En 2013 Jérôme Guedj caressait les média avec ses 50 nuances de socialisme, expression pleine de sens, le socialisme est tout sauf monolithique. Le socialisme barrésien de Marine le Pen, le socialisme trotskiste d’Olivier Besancenot, le socialisme rocardien d’Emmanuel Macron, le socialisme fasciste de Drieu la Rochelle, le socialisme saint-simonien de Clémentine Autain ou le socialisme anarchique de Bakounine. Tous socialismes. Tous différents et identifiables. 50 nuances peut-être pas, mais nuances il y en a. Ni tout le socialisme est social et ni tout le social est forcément socialiste.

 

La résistance vendéenne face aux exigences républicaines et la cruauté des laïcistes espagnols contre les religieux démontrent que le socialisme et le catholicisme étaient des ennemis presque métaphysiques

 

Les Européens connaissent mal les Amériques et connaissent très mal l’Amérique Latine. Ils appliquent une grille de lecture européenne au socialisme, notamment basée sur les expériences française et espagnole. La résistance vendéenne face aux exigences républicaines et la cruauté des laïcistes espagnols contre les religieux démontrent que le socialisme et le catholicisme étaient des ennemis presque métaphysiques. En revanche la situation américaine a parfois été témoin d’une union entre catholiques et socialistes contre le pouvoir de l’argent, contre l’individualisme, contre le libéralisme, imposés par les forces protestantes.

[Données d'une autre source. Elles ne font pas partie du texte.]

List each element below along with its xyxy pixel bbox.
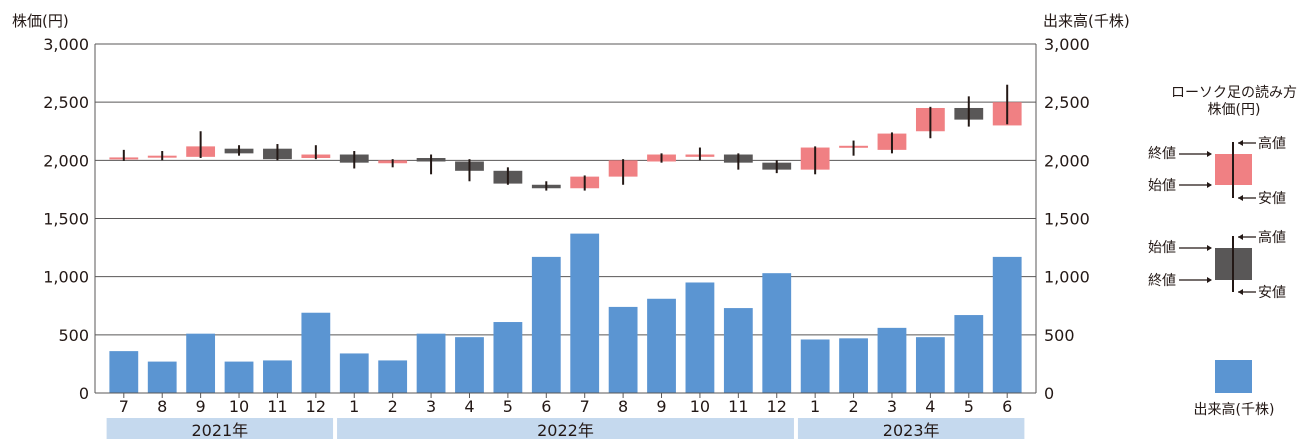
legend-open-label-2: 始値: [1148, 240, 1176, 256]
year-bands: 2021年 2022年 2023年: [106, 418, 1025, 439]
x-tick-label: 6: [541, 397, 551, 416]
x-tick-label: 10: [690, 397, 710, 416]
volume-bar: [263, 360, 292, 393]
y-tick-label-right: 500: [1044, 326, 1075, 345]
x-tick-label: 12: [767, 397, 787, 416]
legend-arrowhead-open-2: [1207, 245, 1212, 251]
legend-close-label-2: 終値: [1148, 273, 1176, 289]
y-tick-label-right: 0: [1044, 384, 1054, 403]
y-tick-label-left: 1,500: [43, 210, 89, 229]
legend-unit: 株価(円): [1208, 102, 1261, 118]
year-band: [337, 418, 794, 439]
legend-arrowhead-close-1: [1207, 151, 1212, 157]
volume-bar: [954, 315, 984, 393]
y-tick-label-left: 1,000: [43, 268, 89, 287]
x-tick-label: 7: [580, 397, 590, 416]
y-tick-label-left: 0: [79, 384, 89, 403]
y-tick-label-left: 2,500: [43, 93, 89, 112]
legend-arrowhead-high-1: [1238, 140, 1243, 146]
right-axis-title: 出来高(千株): [1043, 12, 1130, 30]
year-band-label: 2023年: [883, 421, 940, 439]
volume-bar: [378, 360, 408, 393]
volume-bar: [608, 306, 638, 393]
x-tick-label: 12: [306, 397, 326, 416]
x-tick-label: 3: [426, 397, 436, 416]
x-tick-label: 11: [267, 397, 287, 416]
x-tick-label: 10: [229, 397, 249, 416]
volume-bar: [570, 233, 600, 393]
x-tick-label: 6: [1002, 397, 1012, 416]
legend-arrowhead-low-1: [1238, 195, 1243, 201]
y-tick-label-left: 500: [58, 326, 89, 345]
x-tick-label: 1: [349, 397, 359, 416]
year-band: [106, 418, 334, 439]
x-tick-label: 1: [810, 397, 820, 416]
x-tick-label: 8: [157, 397, 167, 416]
y-tick-label-left: 3,000: [43, 35, 89, 54]
legend-low-label-1: 安値: [1258, 191, 1286, 207]
volume-bar: [339, 353, 369, 393]
x-tick-label: 5: [964, 397, 974, 416]
volume-bar: [992, 256, 1022, 393]
volume-bar: [723, 308, 753, 393]
volume-bar: [224, 361, 254, 393]
volume-bar: [877, 327, 907, 393]
x-tick-label: 2: [848, 397, 858, 416]
y-tick-label-right: 2,500: [1044, 93, 1090, 112]
legend-arrowhead-high-2: [1238, 234, 1243, 240]
volume-bars: [109, 233, 1022, 393]
legend-low-label-2: 安値: [1258, 285, 1286, 301]
x-tick-label: 4: [925, 397, 935, 416]
x-tick-label: 4: [464, 397, 474, 416]
x-tick-label: 9: [656, 397, 666, 416]
x-tick-labels: 7 8 9 10 11 12 1 2 3 4 5 6 7 8 9 10 11 12 1 2 3 4 5 6: [119, 393, 1012, 416]
x-tick-label: 9: [196, 397, 206, 416]
legend-high-label-1: 高値: [1258, 135, 1286, 152]
x-tick-label: 3: [887, 397, 897, 416]
legend-close-label-1: 終値: [1148, 146, 1176, 162]
volume-bar: [839, 338, 868, 393]
volume-bar: [493, 322, 523, 393]
volume-bar: [147, 361, 177, 393]
plot-frame: [94, 43, 1037, 394]
y-tick-label-right: 1,000: [1044, 268, 1090, 287]
legend-open-label-1: 始値: [1148, 178, 1176, 194]
year-band: [797, 418, 1025, 439]
volume-bar: [800, 339, 830, 393]
year-band-label: 2022年: [537, 421, 594, 439]
legend-high-label-2: 高値: [1258, 229, 1286, 246]
volume-bar: [915, 337, 945, 393]
legend-volume-label: 出来高(千株): [1194, 401, 1275, 418]
x-tick-label: 7: [119, 397, 129, 416]
y-tick-label-right: 2,000: [1044, 151, 1090, 170]
year-band-label: 2021年: [191, 421, 248, 439]
legend-volume-swatch: [1215, 360, 1252, 393]
x-tick-label: 11: [728, 397, 748, 416]
legend-arrowhead-open-1: [1207, 182, 1212, 188]
x-tick-label: 2: [388, 397, 398, 416]
legend-title: ローソク足の読み方: [1171, 84, 1297, 101]
volume-bar: [647, 298, 676, 393]
volume-bar: [416, 333, 446, 393]
volume-bar: [762, 273, 792, 393]
y-tick-label-right: 1,500: [1044, 210, 1090, 229]
x-tick-label: 5: [503, 397, 513, 416]
y-tick-labels: 0 0 500 500 1,000 1,000 1,500 1,500 2,000 2,000 2,…: [43, 35, 1090, 403]
left-axis-title: 株価(円): [12, 12, 69, 30]
legend: ローソク足の読み方 株価(円) 高値 安値 終値 始値 高値 安値 始値 終値: [1148, 84, 1297, 418]
y-tick-label-left: 2,000: [43, 151, 89, 170]
x-tick-label: 8: [618, 397, 628, 416]
candlesticks: [109, 84, 1022, 191]
volume-bar: [685, 282, 715, 393]
volume-bar: [455, 337, 484, 393]
volume-bar: [531, 256, 561, 393]
y-tick-label-right: 3,000: [1044, 35, 1090, 54]
volume-bar: [186, 333, 216, 393]
legend-arrowhead-low-2: [1238, 289, 1243, 295]
volume-bar: [109, 351, 139, 393]
volume-bar: [301, 312, 331, 393]
legend-arrowhead-close-2: [1207, 277, 1212, 283]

L’empire étasunien n’est pas meilleur ou pire que les empires d’antan, commander requiert une bonne dose de flexibilité, comme dirait Machiavel, la politique n’est pas morale ni immorale, elle est simplement amorale; l’oublier déchaîne des guerres épouvantables et interminables, purificatrices et existentialistes, cataclysmiques et apocalyptiques. La question provoquée par la tentative d’assassinat est explicite. Veut-on défendre un monde westphalien ou veut-on trouver une nouvelle ossature aux relations internationales?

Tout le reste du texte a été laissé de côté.